En la esquina del Mercado de Pulgas, los tablones prácticamente estaban unidos entre sí. Según cuentan los vendedores, todos respetan las ubicaciones porque se conocen y saben que lugar suele ocupar cada uno.
Jorge, 29 años de edad, comparte con su hermano una mesa pegada al ingreso principal al Mercado y tiene otra enfrente. Jorge también tiene un puesto en la Feria “Estación Norte”. “Pero me vine para acá para vender la pirotecnia porque allá esta muerto. Antes se vendía bien y ahora solo sacás para comer y nada más, admitió.
Cuando Jorge dice vender bien, significa “$ 80 o $ 100 por día, restando los gastos, te queda”. Pero vender mal significan “$ 20, te gastás $ 8 en remisse y lo otro para comer. No te queda nada.
La época de bonanza, según Jorge, fue a los 30 o 45 días de haber llegado a la Estación. “La verdad, vendía dos mil, tres mil pesos por semana”. “Pero ahora no, nunca me quejé pero estos meses me estaba quejando porque no se vendía”.
Las fiestas de fin de año son esperadas como un alivio. “Si tenés capital, se vende bien. Te deja como para empezar el año que viene a vender ropa” aseguró.
El 24 y el 31, a las doce de la noche, otra vez se escucharán las “bombas de estruendos” por doquier, decenas de cañitas voladoras atravesarán raudas los techos, los “globos aerostáticos” surcarán el cielo que se encenderá de a fogonazos con las “cebollas”, mientras algún chiquilín agite su “estrellita”.

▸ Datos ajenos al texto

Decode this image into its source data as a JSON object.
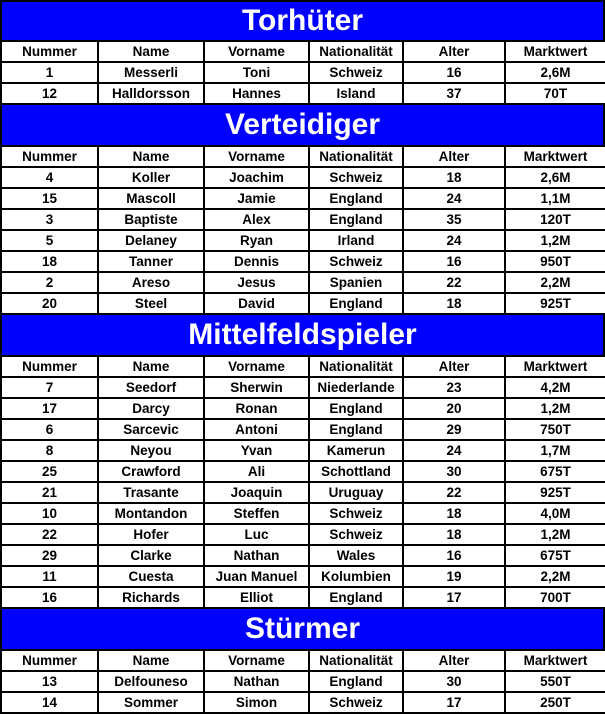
{
  "colors": {
    "banner_bg": "#0000FF",
    "banner_text": "#FFFFFF",
    "table_border": "#000000",
    "cell_bg": "#FFFFFF",
    "cell_text": "#000000"
  },
  "columns": [
    "Nummer",
    "Name",
    "Vorname",
    "Nationalität",
    "Alter",
    "Marktwert"
  ],
  "sections": [
    {
      "title": "Torhüter",
      "rows": [
        [
          "1",
          "Messerli",
          "Toni",
          "Schweiz",
          "16",
          "2,6M"
        ],
        [
          "12",
          "Halldorsson",
          "Hannes",
          "Island",
          "37",
          "70T"
        ]
      ]
    },
    {
      "title": "Verteidiger",
      "rows": [
        [
          "4",
          "Koller",
          "Joachim",
          "Schweiz",
          "18",
          "2,6M"
        ],
        [
          "15",
          "Mascoll",
          "Jamie",
          "England",
          "24",
          "1,1M"
        ],
        [
          "3",
          "Baptiste",
          "Alex",
          "England",
          "35",
          "120T"
        ],
        [
          "5",
          "Delaney",
          "Ryan",
          "Irland",
          "24",
          "1,2M"
        ],
        [
          "18",
          "Tanner",
          "Dennis",
          "Schweiz",
          "16",
          "950T"
        ],
        [
          "2",
          "Areso",
          "Jesus",
          "Spanien",
          "22",
          "2,2M"
        ],
        [
          "20",
          "Steel",
          "David",
          "England",
          "18",
          "925T"
        ]
      ]
    },
    {
      "title": "Mittelfeldspieler",
      "rows": [
        [
          "7",
          "Seedorf",
          "Sherwin",
          "Niederlande",
          "23",
          "4,2M"
        ],
        [
          "17",
          "Darcy",
          "Ronan",
          "England",
          "20",
          "1,2M"
        ],
        [
          "6",
          "Sarcevic",
          "Antoni",
          "England",
          "29",
          "750T"
        ],
        [
          "8",
          "Neyou",
          "Yvan",
          "Kamerun",
          "24",
          "1,7M"
        ],
        [
          "25",
          "Crawford",
          "Ali",
          "Schottland",
          "30",
          "675T"
        ],
        [
          "21",
          "Trasante",
          "Joaquin",
          "Uruguay",
          "22",
          "925T"
        ],
        [
          "10",
          "Montandon",
          "Steffen",
          "Schweiz",
          "18",
          "4,0M"
        ],
        [
          "22",
          "Hofer",
          "Luc",
          "Schweiz",
          "18",
          "1,2M"
        ],
        [
          "29",
          "Clarke",
          "Nathan",
          "Wales",
          "16",
          "675T"
        ],
        [
          "11",
          "Cuesta",
          "Juan Manuel",
          "Kolumbien",
          "19",
          "2,2M"
        ],
        [
          "16",
          "Richards",
          "Elliot",
          "England",
          "17",
          "700T"
        ]
      ]
    },
    {
      "title": "Stürmer",
      "rows": [
        [
          "13",
          "Delfouneso",
          "Nathan",
          "England",
          "30",
          "550T"
        ],
        [
          "14",
          "Sommer",
          "Simon",
          "Schweiz",
          "17",
          "250T"
        ]
      ]
    }
  ]
}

Tan breve como lo que duran los estampidos es el trabajo del vendedor de pirotecnia, quien deberá volver a su ocupación habitual al día siguiente. Jorge, a quejarse de las escasas ventas de la Estación Norte, y Matías, a trajinar las calles hasta la próximas fiestas, cuando llegue el momento del “rebusque” de fin de año.